Домик показался через несколько минут. Расположенный в глубине туманного леса, он казался очень привлекательным, и Элизабет напрягла зрение, чтобы сквозь густые деревья и поднимающийся туман увидеть лошадь Яна. Ее сердце громко стучало от ожидания и страха, когда она рассматривала фасад маленького, крытого соломой домика. Но Элизабет скоро убедилась, что нет причины для волнения и страха. Там никого не было. Вот и вся глубина его неожиданного чувства к ней, подумала она, отказываясь замечать странную легкую боль, которую испытывала.

Элизабет сошла с лошади и провела ее за домик, где увидела навес, под которым смогла привязать свою кобылку. «Ты когда-нибудь замечала, как непостоянны мужчины? – спросила она лошадь. – И как глупы женщины по отношению к ним?» – добавила, чувствуя себя необъяснимо опустошенной. Элизабет понимала также, что абсолютно нелогична – она не имела намерения приехать сюда, не хотела, чтобы он ждал, а сейчас готова расплакаться от того, что его не было.

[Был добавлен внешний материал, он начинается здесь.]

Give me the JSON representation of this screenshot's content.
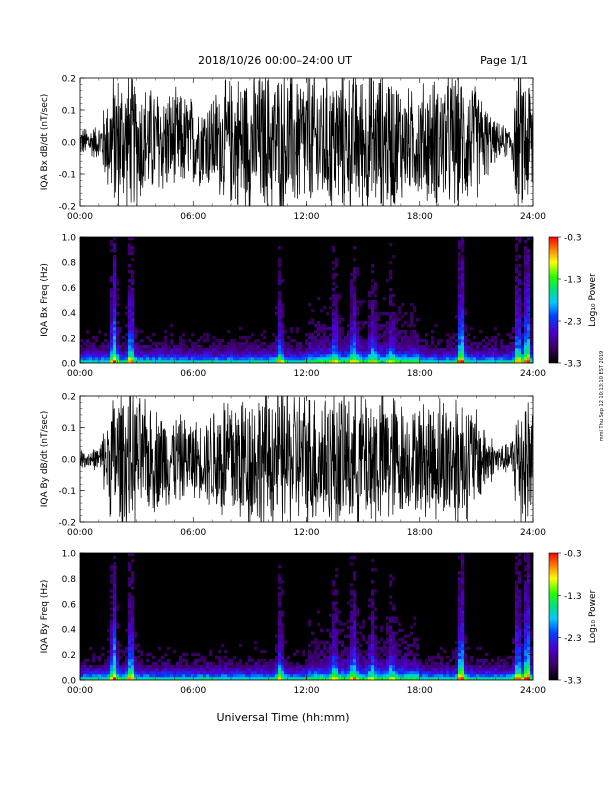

Нетерпеливым рывком развязала ленты шляпы. Сняв ее, толкнула заднюю дверь домика, вошла внутрь – и застыла, потрясенная!

В противоположном конце маленькой комнаты спиной к ней стоял Ян Торнтон. Слегка наклонив темную голову, смотрел на веселый огонек, потрескивающий в камине, руки заложены за пояс серых бриджей для верховой езды, ногой в высоком сапоге он упирался в решетку камина. Ян был без камзола и, когда он вынул правую руку и провел ею по волосам, то под мягкой батистовой рубашкой обрисовались мускулы. Взгляд Элизабет уловил истинную мужскую красоту его мускулистых плеч, широкой спины и узкой талии.

Что-то печальное было в том, как он стоял. Ян прождал девушку более двух часов – и это поколебало ее прошлое убеждение, что его не волновало, придет она или нет. Элизабет огляделась и заметила стол. Ее сердце перевернулось, когда она увидела, как он постарался: кремовая полотняная скатерть покрывала грубые доски, и стояли два прибора из голубого с золотом фарфора, явно позаимствованные из дома Харисы. В центре на середине стола горела свеча, и наполовину пустая бутылка вина стояла рядом с блюдом холодного мяса и сыра.

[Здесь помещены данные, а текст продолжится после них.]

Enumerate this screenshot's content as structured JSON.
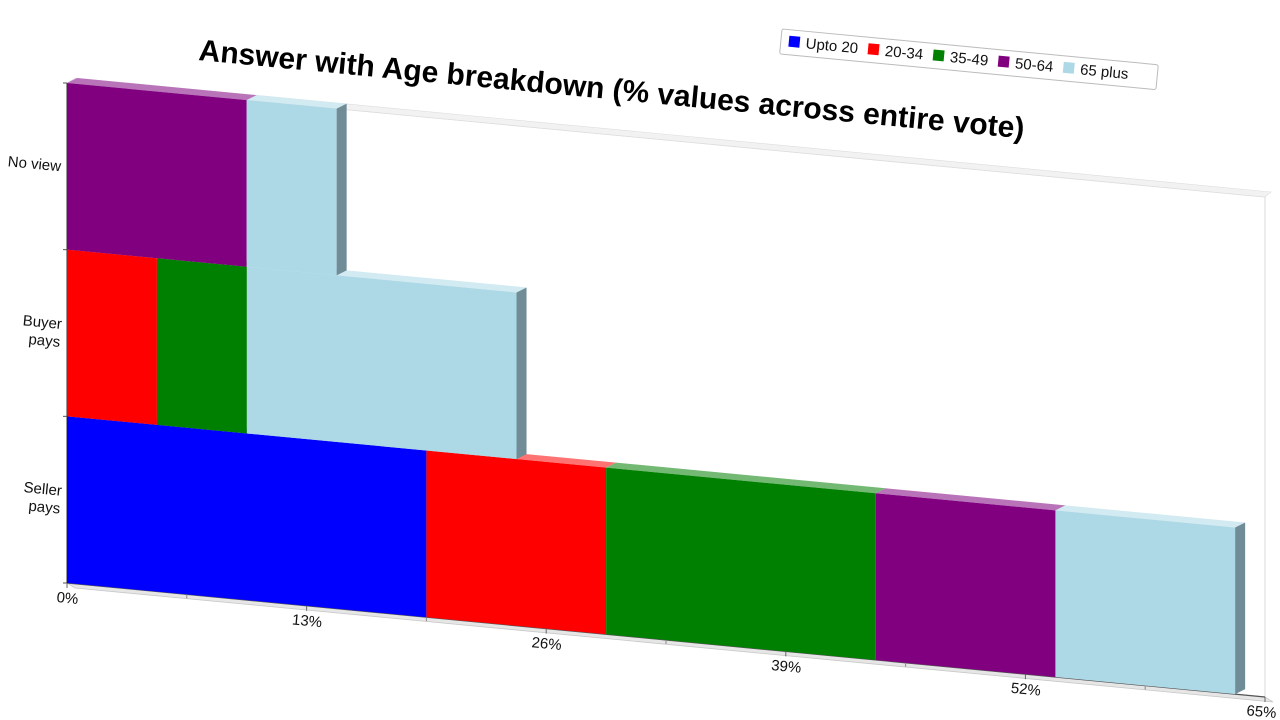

За всю свою жизнь Элизабет никогда не встречала мужчины, который умел бы сам устроить завтрак и накрыть стол. Это делали женщины. Женщины и слуги. Но не мужчины, которые были так прекрасны, что заставляли сердце биться быстрее. Казалось, она простояла так несколько минут, а не коротких секунд, когда он неожиданно замер, как бы почувствовав ее присутствие. Ян обернулся, и его суровое лицо смягчилось от усмешки.

– Вы не очень пунктуальны.

– Я не собиралась приходить сюда, – призналась Элизабет, стараясь восстановить душевное спокойствие и игнорировать притягательную силу его глаз и голоса. – Я попала под дождь по пути в деревню.

– Вы промокли.

– Я знаю.

– Идите сюда, к огню.

И хотя она продолжала смотреть на него с опасением, он снял ногу с решетки и подошел к ней. Ноги Элизабет приросли к полу, а в голове проносились все мрачные предостережения Люсинды о встрече с мужчиной наедине.

– Что вы хотите? – спросила она, почти не дыша и чувствуя себя очень маленькой перед его фигурой, возвышающейся над ней.

– Ваш жакет.

– Нет, думаю, я лучше не буду снимать его.

– Снимайте, – тихо и настойчиво сказал Ян. – Он мокрый.

– Но послушайте! – воскликнула Элизабет, отступая к открытой двери и сжимая полы своего жакета.

– Элизабет, – спокойным тоном заверил он. – Я дал слово, что вы будете в безопасности, если придете сегодня.

Элизабет на мгновение закрыла глаза и кивнула.

– Знаю. Также знаю, что не должна быть здесь. В самом деле я должна уйти. Должна, правда?

Вновь открыв глаза, она вопросительно посмотрела ему в глаза – соблазняемый спрашивал совета у соблазнителя.

– В данных обстоятельствах, не думаю, что я – тот, кого вам следует спрашивать.

– Я останусь, – сказала Элизабет и через минуту увидела, как расслабились его плечи.

Расстегнув жакет, она отдала его вместе со шляпкой, и он отнес их к камину, повесив на крючки на стене.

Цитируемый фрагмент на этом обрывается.